The Mets earned the Marlins’ respect Monday night when they made a point of giving every Marlin in uniform a hug before the game. (“First class,” said Gordon of the gesture.) Players all around the Show expressed genuine grief over the 24-year-old’s death.
But if those who play the game really want to respect Fernandez’s brief but impeccable legacy, as a pitcher and as a young man, they’ll knock it the hell off with this stiff-as-a-board “professionalism.” Let the hitters flip their bats and admire their bombs. Let the pitchers fan imaginary pistols, grin, or pump their firsts when they strike out the biggest mashers in the game. Let the boys in the field bang their gloves after they make WebGem plays.
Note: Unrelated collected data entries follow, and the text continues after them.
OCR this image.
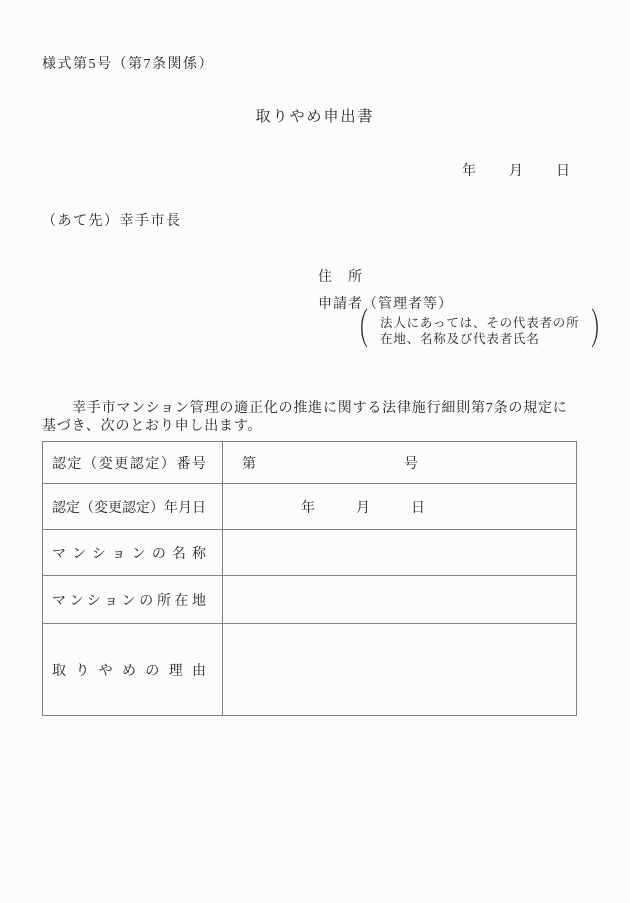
様式第5号（第7条関係）
取りやめ申出書
年 月 日
（あて先）幸手市長
住　所
申請者（管理者等）
（ 法人にあっては、その代表者の所
在地、名称及び代表者氏名	）
幸手市マンション管理の適正化の推進に関する法律施行細則第7条の規定に
基づき、次のとおり申し出ます。
認定（変更認定）番号	第	号
認定（変更認定）年月日	年	月	日
マンションの名称
マンションの所在地
取りやめの理由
And stop acting like the old fart bellowing “Get off my lawn!” when they’re not crossing his lawn, they’re just playing the game. Whether they’re in a spring training exhibition or trying to end 108-year-old World Series championship droughts.
“Mike, you’ve got to relax,” Dick Allen once counseled Mike Schmidt, when Allen was near the end of his brilliant but fractured career, a career fractured by racism and Allen’s long-since-admitted mishandling of it, and Schmidt was a nervous young third baseman. “You’ve got to have some fun. Remember when you were just a kid and you’d skip supper to play ball? You were having fun. Hey, with all the talent you’ve got, baseball ought to be fun. Enjoy it. Be a kid again.”
With so comparatively few able to play major league baseball at all, baseball ought to be fun. Maybe that’s Jose Fernandez’s real legacy, above and beyond his outsize talent. It might give the fans in the stands and in front of their television sets some real fun again. It might even begin attracting more than just a bunch of old farts in twentysomething bodies to play it.